Hence my search for loopholes. After all, that Proverb was but one line in that whole book, right? I wanted to find loopholes. I wanted to find a few legal disclaimers that said I could hold onto those parts of my life I chose and give to God what I wanted! Frankly, I didn’t want to think about dating without the prospect of physical intimacy. That seemed archaic! And I didn’t want to think I could never have another drink again, that wasn’t my problem! I was a thief, not an alcoholic! And I couldn’t imagine being satisfied with a life of poverty, after all, I wanted what the guy next door had and more! And truthfully, I didn’t really want to have to work as hard as he worked in order to have it (but we’ll pretend I wasn’t that disillusioned.) I didn’t want to have to give away my money to some church because let’s just say I did earn it, wasn’t it mine? I mean, I DID earn it? And let’s not get on the “sin” thing, or was I already? No, no, no; I mean the big sins…….okay, so the theft thing, that’s in the big ten but seriously. Okay I guess the wanting my neighbors things, that coveting thing. Got it but…well, let’s not look too close at that list after all.

The fool.

So I read and I read and I read. I read each and every verse. I tried to understand the stories, then the Proverbs and listened to the sweetly flowing Psalms and tried to decipher the parables. I tried to find somewhere that I could keep my life but add God. I mean, I was adding GOD! Right?

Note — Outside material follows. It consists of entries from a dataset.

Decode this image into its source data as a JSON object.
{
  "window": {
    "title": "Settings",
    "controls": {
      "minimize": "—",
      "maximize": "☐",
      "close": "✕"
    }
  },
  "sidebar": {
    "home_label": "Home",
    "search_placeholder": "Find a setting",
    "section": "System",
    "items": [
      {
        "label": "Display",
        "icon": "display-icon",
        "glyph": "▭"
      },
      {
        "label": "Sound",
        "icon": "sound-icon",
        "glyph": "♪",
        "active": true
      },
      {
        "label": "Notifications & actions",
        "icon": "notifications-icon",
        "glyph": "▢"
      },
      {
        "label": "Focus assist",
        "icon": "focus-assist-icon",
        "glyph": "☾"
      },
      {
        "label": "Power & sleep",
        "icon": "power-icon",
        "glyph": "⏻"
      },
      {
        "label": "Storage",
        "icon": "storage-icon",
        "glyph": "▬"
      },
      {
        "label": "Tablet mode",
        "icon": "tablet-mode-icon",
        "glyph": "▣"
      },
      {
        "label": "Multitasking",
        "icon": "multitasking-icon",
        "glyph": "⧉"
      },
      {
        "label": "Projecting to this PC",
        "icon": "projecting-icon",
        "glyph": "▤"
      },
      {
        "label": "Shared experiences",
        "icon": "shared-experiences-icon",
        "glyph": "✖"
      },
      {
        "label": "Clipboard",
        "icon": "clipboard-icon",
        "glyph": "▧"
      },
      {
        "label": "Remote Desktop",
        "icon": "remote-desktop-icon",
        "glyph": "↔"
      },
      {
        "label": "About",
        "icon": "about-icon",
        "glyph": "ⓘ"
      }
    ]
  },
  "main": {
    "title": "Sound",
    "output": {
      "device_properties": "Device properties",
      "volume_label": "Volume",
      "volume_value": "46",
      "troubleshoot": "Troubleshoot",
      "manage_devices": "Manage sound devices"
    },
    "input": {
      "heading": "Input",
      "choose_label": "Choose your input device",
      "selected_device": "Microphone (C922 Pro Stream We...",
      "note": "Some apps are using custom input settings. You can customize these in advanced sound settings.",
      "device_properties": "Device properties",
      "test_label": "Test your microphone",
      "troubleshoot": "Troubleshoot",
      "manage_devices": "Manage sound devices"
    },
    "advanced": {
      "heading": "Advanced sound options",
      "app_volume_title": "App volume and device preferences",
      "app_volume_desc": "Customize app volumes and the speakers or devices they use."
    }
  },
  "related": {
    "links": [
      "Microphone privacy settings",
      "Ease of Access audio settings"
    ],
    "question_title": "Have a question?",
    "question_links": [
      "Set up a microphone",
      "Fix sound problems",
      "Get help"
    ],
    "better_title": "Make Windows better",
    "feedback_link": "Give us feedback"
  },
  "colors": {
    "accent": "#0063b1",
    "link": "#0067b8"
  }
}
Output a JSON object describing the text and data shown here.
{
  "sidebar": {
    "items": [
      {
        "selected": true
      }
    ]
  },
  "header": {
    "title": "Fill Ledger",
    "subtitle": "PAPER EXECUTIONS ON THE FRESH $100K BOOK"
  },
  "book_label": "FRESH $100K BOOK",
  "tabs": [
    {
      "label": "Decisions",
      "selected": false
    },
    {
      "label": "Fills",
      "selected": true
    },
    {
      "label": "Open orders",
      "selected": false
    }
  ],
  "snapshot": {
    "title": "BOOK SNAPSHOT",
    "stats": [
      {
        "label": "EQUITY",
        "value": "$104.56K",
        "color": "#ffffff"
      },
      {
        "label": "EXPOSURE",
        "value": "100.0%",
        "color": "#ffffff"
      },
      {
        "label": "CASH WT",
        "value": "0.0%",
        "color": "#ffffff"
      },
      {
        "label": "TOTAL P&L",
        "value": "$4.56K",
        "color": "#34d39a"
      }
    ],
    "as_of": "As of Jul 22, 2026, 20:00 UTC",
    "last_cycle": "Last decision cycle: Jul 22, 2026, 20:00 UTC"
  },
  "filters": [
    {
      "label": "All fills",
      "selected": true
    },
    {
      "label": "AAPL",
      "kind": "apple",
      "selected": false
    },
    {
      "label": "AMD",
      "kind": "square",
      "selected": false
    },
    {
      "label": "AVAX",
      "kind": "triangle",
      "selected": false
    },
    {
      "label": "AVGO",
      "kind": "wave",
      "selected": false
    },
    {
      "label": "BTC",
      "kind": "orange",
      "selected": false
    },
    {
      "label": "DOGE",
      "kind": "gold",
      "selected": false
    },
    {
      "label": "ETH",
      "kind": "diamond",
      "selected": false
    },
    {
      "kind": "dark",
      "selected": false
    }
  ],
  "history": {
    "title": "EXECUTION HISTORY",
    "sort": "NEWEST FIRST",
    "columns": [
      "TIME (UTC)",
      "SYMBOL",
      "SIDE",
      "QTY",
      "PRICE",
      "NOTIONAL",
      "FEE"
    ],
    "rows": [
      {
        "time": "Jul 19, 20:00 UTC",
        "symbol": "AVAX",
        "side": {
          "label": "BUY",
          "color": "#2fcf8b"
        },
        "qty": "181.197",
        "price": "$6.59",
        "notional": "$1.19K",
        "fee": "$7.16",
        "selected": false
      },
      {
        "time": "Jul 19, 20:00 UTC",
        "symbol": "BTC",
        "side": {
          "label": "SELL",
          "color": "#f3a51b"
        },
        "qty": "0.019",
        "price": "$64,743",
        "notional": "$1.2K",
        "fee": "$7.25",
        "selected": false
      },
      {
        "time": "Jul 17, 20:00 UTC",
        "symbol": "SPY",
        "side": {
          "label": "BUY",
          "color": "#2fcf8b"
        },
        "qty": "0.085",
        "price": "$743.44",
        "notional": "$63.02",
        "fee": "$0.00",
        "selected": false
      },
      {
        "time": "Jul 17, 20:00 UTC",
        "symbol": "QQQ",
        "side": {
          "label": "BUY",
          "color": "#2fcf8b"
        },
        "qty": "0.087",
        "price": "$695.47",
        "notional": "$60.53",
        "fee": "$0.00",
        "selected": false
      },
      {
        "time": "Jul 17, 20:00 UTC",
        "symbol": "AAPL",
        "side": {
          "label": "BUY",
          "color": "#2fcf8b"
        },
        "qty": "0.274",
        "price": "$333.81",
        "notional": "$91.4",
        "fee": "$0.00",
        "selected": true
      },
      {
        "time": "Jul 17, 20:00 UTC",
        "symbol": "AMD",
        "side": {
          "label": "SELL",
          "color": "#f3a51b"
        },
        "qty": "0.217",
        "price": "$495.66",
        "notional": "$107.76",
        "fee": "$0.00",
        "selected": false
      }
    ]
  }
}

Luk 9:23 Then he said to the crowd, "If any of you wants to be my follower, you must turn from your selfish ways, take up your cross daily, and follow me.

Luk 9:24 If you try to hang on to your life, you will lose it. But if you give up your life for my sake, you will save it.

Luk 9:25 And what do you benefit if you gain the whole world but are yourself lost or destroyed?

Well great, just great, I thought. In order to have eternal life, I was told that I must “confess with my mouth that Jesus is Lord and believe in my heart that God raised him from the dead and I will be saved” but now, the very Jesus this passage spoke of that carved out my salvation was also the Jesus that told me I had to give up everything to follow Him? My loopholes were gone in a flash and I was at once convinced and convicted that the Christian life was more than just “adding God” to my life or my repertoire of words or God-speak. I was really being asked to do some very specific things that I might have God in my life!!! And loopholes didn’t exist!

Let’s face it. When we’re sitting behind bars, awaiting trial or a parole answer or a commuting of our sentences or a reduction in our probation; we’re counting on loopholes and a fine twist by a clever advocate! Now Jesus was my advocate directly to God and I had to count on Him to find loopholes for me!

In life, we’re always counting on loopholes.